Content-Based Instruction Understood in Terms of Connectionism and Constructivism
Published Web Locationhttps://doi.org/10.5070/L28128902
Despite the number of articles devoted to the topic of content-based instruction (CBI), little attempt has been made to link the claims for CBI to research in cognitive science. In this article, I review the CBI model of foreign language (FL) instruction in the context of its close alignment with two emergent frameworks in cognitive science: connectionism and constructivism. I show that these frameworks offer powerful support for the features of CBI that make it an attractive alternative to textbook-based learning. In addition, I argue that the general principles associated with connectionism and constructivism suggest further avenues for development within CBI, especially in the areas of pattern recognition and speech processing.

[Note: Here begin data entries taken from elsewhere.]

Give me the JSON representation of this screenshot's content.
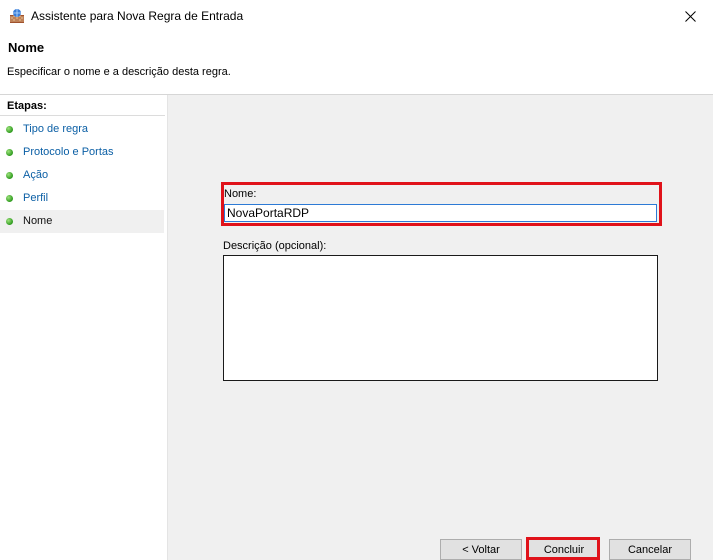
{
  "window": {
    "title": "Assistente para Nova Regra de Entrada",
    "app_icon": "firewall-icon",
    "close_icon": "close-icon"
  },
  "header": {
    "title": "Nome",
    "description": "Especificar o nome e a descrição desta regra."
  },
  "sidebar": {
    "title": "Etapas:",
    "items": [
      {
        "label": "Tipo de regra"
      },
      {
        "label": "Protocolo e Portas"
      },
      {
        "label": "Ação"
      },
      {
        "label": "Perfil"
      },
      {
        "label": "Nome",
        "current": true
      }
    ],
    "status_icon": "green-dot-icon"
  },
  "form": {
    "name_label": "Nome:",
    "name_value": "NovaPortaRDP",
    "description_label": "Descrição (opcional):",
    "description_value": ""
  },
  "buttons": {
    "back": "< Voltar",
    "finish": "Concluir",
    "cancel": "Cancelar"
  },
  "colors": {
    "highlight": "#e0121a",
    "link": "#0b5fa5",
    "content_bg": "#f0f0f0"
  }
}
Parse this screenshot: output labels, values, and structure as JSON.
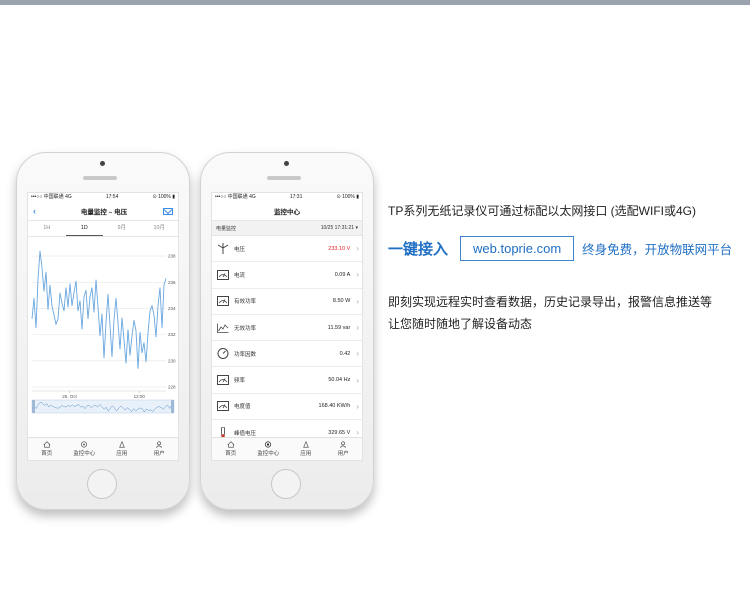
{
  "phone1": {
    "status": {
      "carrier": "•••○○ 中国联通  4G",
      "time": "17:54",
      "battery": "⊙ 100% ▮"
    },
    "nav_title": "电量监控 – 电压",
    "tabs": [
      {
        "label": "1H"
      },
      {
        "label": "1D"
      },
      {
        "label": "9月"
      },
      {
        "label": "10月"
      }
    ],
    "active_tab": "1D"
  },
  "chart_data": {
    "type": "line",
    "title": "",
    "xlabel": "",
    "ylabel": "",
    "y_ticks": [
      "238",
      "236",
      "234",
      "232",
      "230",
      "228"
    ],
    "ylim": [
      228,
      239
    ],
    "x_ticks": [
      "25. Oct",
      "12:00"
    ],
    "color": "#6aa7e0",
    "series": [
      {
        "values": [
          233.2,
          234.8,
          232.5,
          236.2,
          238.4,
          237.1,
          235.3,
          236.8,
          233.9,
          235.8,
          234.2,
          233.5,
          232.8,
          233.2,
          235.2,
          234.4,
          233.8,
          235.6,
          234.1,
          235.9,
          234.2,
          235.2,
          236.1,
          233.8,
          234.6,
          232.4,
          234.9,
          235.4,
          233.2,
          234.9,
          235.6,
          233.7,
          236.2,
          234.1,
          231.9,
          233.6,
          230.2,
          232.9,
          235.1,
          232.7,
          230.3,
          233.1,
          234.8,
          232.9,
          230.9,
          233.3,
          231.6,
          229.8,
          232.4,
          230.4,
          231.9,
          233.1,
          232.3,
          229.4,
          232.2,
          230.6,
          231.4,
          229.9,
          232.1,
          233.8,
          234.2,
          233.5,
          231.8,
          234.2,
          235.6,
          232.5,
          235.8,
          236.3
        ]
      }
    ]
  },
  "phone1_tabbar": [
    {
      "label": "首页"
    },
    {
      "label": "监控中心"
    },
    {
      "label": "应用"
    },
    {
      "label": "用户"
    }
  ],
  "phone2": {
    "status": {
      "carrier": "•••○○ 中国联通  4G",
      "time": "17:31",
      "battery": "⊙ 100% ▮"
    },
    "nav_title": "监控中心",
    "section": {
      "label": "电量监控",
      "time": "10/25 17:31:21"
    },
    "rows": [
      {
        "label": "电压",
        "value": "233.10  V",
        "icon": "wind-turbine-icon",
        "alarm": true
      },
      {
        "label": "电流",
        "value": "0.09  A",
        "icon": "meter-icon",
        "alarm": false
      },
      {
        "label": "有效功率",
        "value": "8.50  W",
        "icon": "meter-icon",
        "alarm": false
      },
      {
        "label": "无效功率",
        "value": "11.59  var",
        "icon": "trend-icon",
        "alarm": false
      },
      {
        "label": "功率因数",
        "value": "0.42",
        "icon": "gauge-icon",
        "alarm": false
      },
      {
        "label": "频率",
        "value": "50.04  Hz",
        "icon": "meter-icon",
        "alarm": false
      },
      {
        "label": "电度值",
        "value": "168.40  KW/h",
        "icon": "meter-icon",
        "alarm": false
      },
      {
        "label": "峰值电压",
        "value": "329.65  V",
        "icon": "thermometer-icon",
        "alarm": false
      }
    ],
    "tabbar": [
      {
        "label": "首页"
      },
      {
        "label": "监控中心"
      },
      {
        "label": "应用"
      },
      {
        "label": "用户"
      }
    ]
  },
  "promo": {
    "intro": "TP系列无纸记录仪可通过标配以太网接口 (选配WIFI或4G)",
    "access_label": "一键接入",
    "url": "web.toprie.com",
    "free_text": "终身免费，开放物联网平台",
    "desc_line1": "即刻实现远程实时查看数据，历史记录导出，报警信息推送等",
    "desc_line2": "让您随时随地了解设备动态"
  },
  "colors": {
    "accent": "#1f6fc4",
    "alarm": "#e02020",
    "line": "#6aa7e0"
  }
}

To describe connectionism and constructivism as emergent frameworks in cognitive science is perhaps misleading. They would be better described as landmark theories that have in recent years experienced a revival, in large part due to the influence of research associated with increased brain imaging capabilities and large-scale computational modeling. Connectionism and constructivism originally stem from separate disciplines (mathematics and psychology, respectively). Conceptually, however, they are sufficiently broad as to have implications for many different fields. Taken separately or together, connectionism and constructivism have been especially influential in fields that deal with behavioral phenomena. Where there is an intersection between biology and culture, connectionism and constructivism provide the kinds of insights on learning that are otherwise difficult to untangle from the standpoint of a purely nature or purely nurture perspective.